Cells belonging to the germ lineage segregate physically and molecularly from their somatic neighbors during embryogenesis. While germ line-specific chromatin modifications have been identified at later stages in the Caenorhabditis elegans nematode, none have been found in the single P-4 germ line founder cell that arises at the beginning of gastrulation.
Using light and electron microscopy, we now report that the chromatin organization in the germ line founder cell of the early C.elegans embryo is distinct from that in the neighboring somatic cells. This unique organization is characterized by a greater chromatin compaction and an expansion of the interchromatin compartment.
The ultrastructure of individual chromatin domains does not differ between germ line and somatic cells, pointing to a specific organization mainly at the level of the whole nucleus. We show that this higher order reorganization of chromatin is not a consequence of the P-4 nucleus being smaller than somatic nuclei or having initiated mitosis.

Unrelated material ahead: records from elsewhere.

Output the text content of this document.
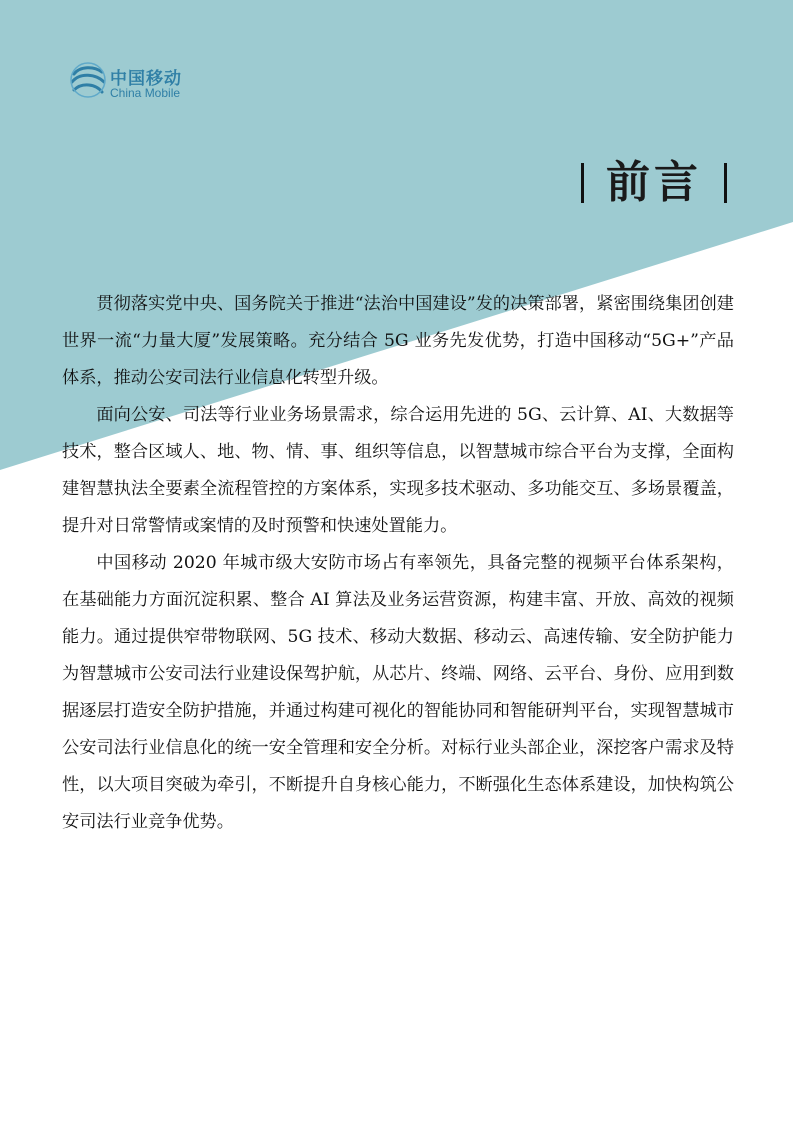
中国移动
China Mobile
前言

贯彻落实党中央、国务院关于推进“法治中国建设”发的决策部署，紧密围绕集团创建世界一流“力量大厦”发展策略。充分结合 5G 业务先发优势，打造中国移动“5G+”产品体系，推动公安司法行业信息化转型升级。

面向公安、司法等行业业务场景需求，综合运用先进的 5G、云计算、AI、大数据等技术，整合区域人、地、物、情、事、组织等信息，以智慧城市综合平台为支撑，全面构建智慧执法全要素全流程管控的方案体系，实现多技术驱动、多功能交互、多场景覆盖，提升对日常警情或案情的及时预警和快速处置能力。

中国移动 2020 年城市级大安防市场占有率领先，具备完整的视频平台体系架构，在基础能力方面沉淀积累、整合 AI 算法及业务运营资源，构建丰富、开放、高效的视频能力。通过提供窄带物联网、5G 技术、移动大数据、移动云、高速传输、安全防护能力为智慧城市公安司法行业建设保驾护航，从芯片、终端、网络、云平台、身份、应用到数据逐层打造安全防护措施，并通过构建可视化的智能协同和智能研判平台，实现智慧城市公安司法行业信息化的统一安全管理和安全分析。对标行业头部企业，深挖客户需求及特性，以大项目突破为牵引，不断提升自身核心能力，不断强化生态体系建设，加快构筑公安司法行业竞争优势。
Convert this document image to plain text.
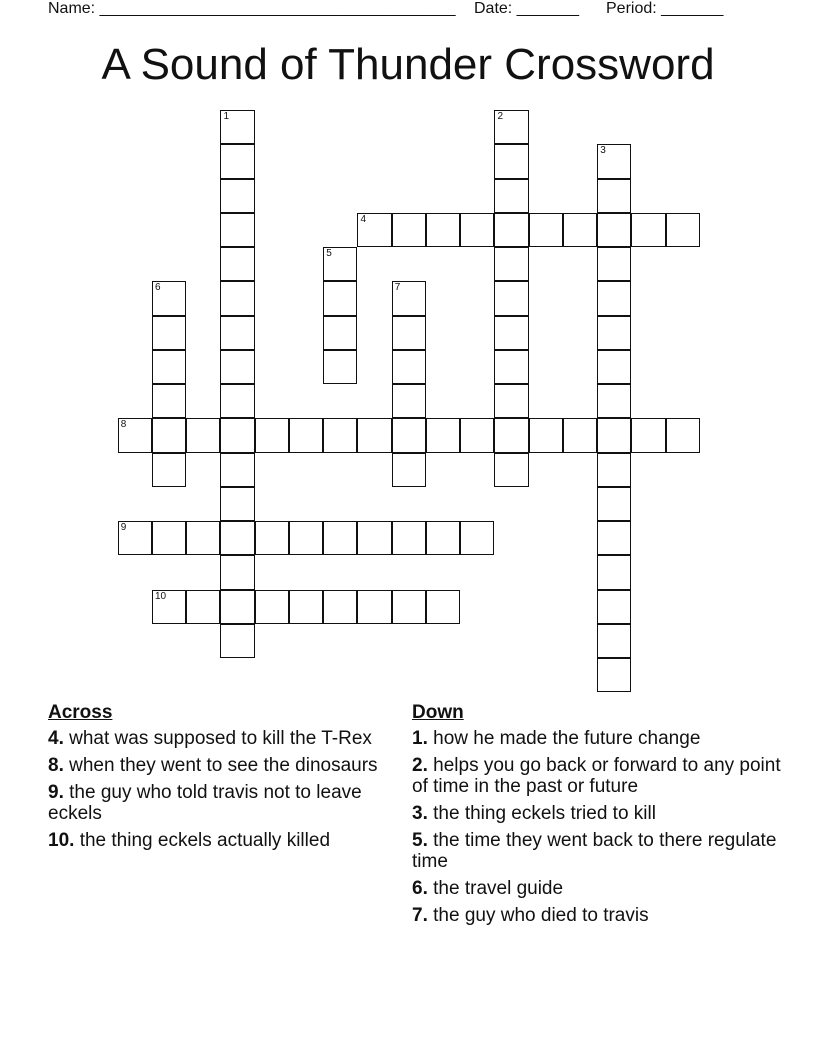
Name: ________________________________________ Date: _______ Period: _______
A Sound of Thunder Crossword
1	2
3
4
5
6	7
8
9
10
Across
4. what was supposed to kill the T-Rex
8. when they went to see the dinosaurs
9. the guy who told travis not to leave eckels
10. the thing eckels actually killed
Down
1. how he made the future change
2. helps you go back or forward to any point of time in the past or future
3. the thing eckels tried to kill
5. the time they went back to there regulate time
6. the travel guide
7. the guy who died to travis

Imaging of living embryos expressing fluorescent markers for both chromatin and P granules revealed that the appearance of a distinct chromatin organization in the P-4 cell occurs approximately 10min after its birth and coincides with the aggregation of P granules around the nucleus, suggesting a possible link between these two events. The higher order reorganization of chromatin that is reported here occurs during the establishment of definitive germ cell identity.
The changes we have observed could therefore be a prerequisite for the programming of chromatin totipotency.